Director of Photography, Dean Cundey makes Carpenter's job easier with his masterful use of the entire frame. His techniques are a huge reason why this film still grabs you even after seeing it multiple times. Cundey is thankfully on board here to help make this 35th Anniversary edition of Halloween the best representation of the film ever produced.

The extras on this new Blu-ray release should not disappoint as we get some deleted scenes that you may recognize from the TV version, a couple of  featurettes – The Night She Came Home and On Location: 25 Years Later, newly recorded commentary with both Carpenter and Curtis as well as some trailers. It’s not quite as loaded as you’d might think but that’s a small complaint.

Carpenter and Curtis have a fantastic camaraderie on the commentary track - as well they should because they had what was almost a father-daughter relationship on the production. The late Debra Hill (who you can see in the interviews) was a motherly type to the at the time, 19 year-old Curtis. Overall the track has a nice balance of technical and playful reminiscing from both. Curtis seems to be having fun watching it yet again and actually embraces her start as a “scream queen”. The track is definitely worth a listen and one of the reasons to snatch this edition up.

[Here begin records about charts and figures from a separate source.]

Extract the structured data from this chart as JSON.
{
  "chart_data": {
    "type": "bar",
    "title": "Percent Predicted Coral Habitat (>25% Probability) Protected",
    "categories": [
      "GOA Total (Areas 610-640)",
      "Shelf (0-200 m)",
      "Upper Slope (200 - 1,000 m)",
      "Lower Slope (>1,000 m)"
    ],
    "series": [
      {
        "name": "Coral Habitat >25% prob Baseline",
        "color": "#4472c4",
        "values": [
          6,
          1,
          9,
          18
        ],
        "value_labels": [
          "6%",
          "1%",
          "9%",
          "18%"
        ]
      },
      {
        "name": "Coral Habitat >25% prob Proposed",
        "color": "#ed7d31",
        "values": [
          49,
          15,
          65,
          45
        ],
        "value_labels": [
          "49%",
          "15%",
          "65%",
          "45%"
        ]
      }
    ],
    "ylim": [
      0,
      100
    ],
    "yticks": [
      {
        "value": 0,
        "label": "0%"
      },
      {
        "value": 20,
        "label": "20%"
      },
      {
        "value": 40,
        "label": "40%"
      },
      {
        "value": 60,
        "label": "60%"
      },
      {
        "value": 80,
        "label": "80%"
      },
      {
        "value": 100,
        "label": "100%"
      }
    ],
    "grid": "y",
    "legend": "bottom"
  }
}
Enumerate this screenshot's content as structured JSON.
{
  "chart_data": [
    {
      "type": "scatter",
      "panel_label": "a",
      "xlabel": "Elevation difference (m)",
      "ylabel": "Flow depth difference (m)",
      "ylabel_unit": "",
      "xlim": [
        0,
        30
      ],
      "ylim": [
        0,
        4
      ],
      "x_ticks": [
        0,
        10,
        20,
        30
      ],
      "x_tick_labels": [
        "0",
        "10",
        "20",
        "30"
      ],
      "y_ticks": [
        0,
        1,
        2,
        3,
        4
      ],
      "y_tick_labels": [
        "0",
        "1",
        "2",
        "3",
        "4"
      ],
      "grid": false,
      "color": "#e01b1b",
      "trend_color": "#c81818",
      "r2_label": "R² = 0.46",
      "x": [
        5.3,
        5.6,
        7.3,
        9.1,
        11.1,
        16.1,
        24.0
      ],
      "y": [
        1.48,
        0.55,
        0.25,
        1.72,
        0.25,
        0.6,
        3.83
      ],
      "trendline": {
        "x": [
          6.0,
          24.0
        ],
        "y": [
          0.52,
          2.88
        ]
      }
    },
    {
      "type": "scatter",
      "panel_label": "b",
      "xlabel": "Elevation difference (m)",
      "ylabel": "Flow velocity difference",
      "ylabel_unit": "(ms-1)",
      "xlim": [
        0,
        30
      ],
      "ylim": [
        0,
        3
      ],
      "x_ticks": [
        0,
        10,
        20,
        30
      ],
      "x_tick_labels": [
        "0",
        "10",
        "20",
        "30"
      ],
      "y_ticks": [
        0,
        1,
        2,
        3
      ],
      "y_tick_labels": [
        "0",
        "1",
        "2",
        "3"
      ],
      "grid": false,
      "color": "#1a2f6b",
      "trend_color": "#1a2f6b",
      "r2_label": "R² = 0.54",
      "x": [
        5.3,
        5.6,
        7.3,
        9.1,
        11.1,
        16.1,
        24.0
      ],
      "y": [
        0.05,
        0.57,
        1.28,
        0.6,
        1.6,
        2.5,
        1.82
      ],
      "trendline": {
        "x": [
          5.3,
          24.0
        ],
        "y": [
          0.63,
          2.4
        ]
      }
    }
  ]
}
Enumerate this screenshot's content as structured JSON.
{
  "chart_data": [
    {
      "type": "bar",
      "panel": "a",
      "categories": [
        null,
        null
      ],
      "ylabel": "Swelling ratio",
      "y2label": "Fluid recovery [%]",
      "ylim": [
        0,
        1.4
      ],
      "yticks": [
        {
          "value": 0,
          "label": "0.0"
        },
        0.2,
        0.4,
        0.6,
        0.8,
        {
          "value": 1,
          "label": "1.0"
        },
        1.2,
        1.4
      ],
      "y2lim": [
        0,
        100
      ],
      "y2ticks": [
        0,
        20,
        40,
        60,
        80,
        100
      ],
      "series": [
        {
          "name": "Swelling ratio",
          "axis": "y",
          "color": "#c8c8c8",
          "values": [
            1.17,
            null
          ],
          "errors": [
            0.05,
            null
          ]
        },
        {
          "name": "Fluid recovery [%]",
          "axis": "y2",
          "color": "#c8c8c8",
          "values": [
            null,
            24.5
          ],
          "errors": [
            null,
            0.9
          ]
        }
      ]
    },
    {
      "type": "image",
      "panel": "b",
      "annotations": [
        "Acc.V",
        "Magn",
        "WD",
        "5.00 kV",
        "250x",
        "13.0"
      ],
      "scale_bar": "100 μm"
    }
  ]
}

I could gush for hours about how great Halloween is with a series of frothy, cotton-candy remarks about the film, but I'm not. Chances are you've seen it and already know that it's one of the greatest genre films ever made. What is important is whether you should upgrade. My answer to that is, with the improved restoration and some of the new extra features, this release is a no-brainer purchase that needs to be in the collection of everybody who calls them self a horror fan. Highly Recommended.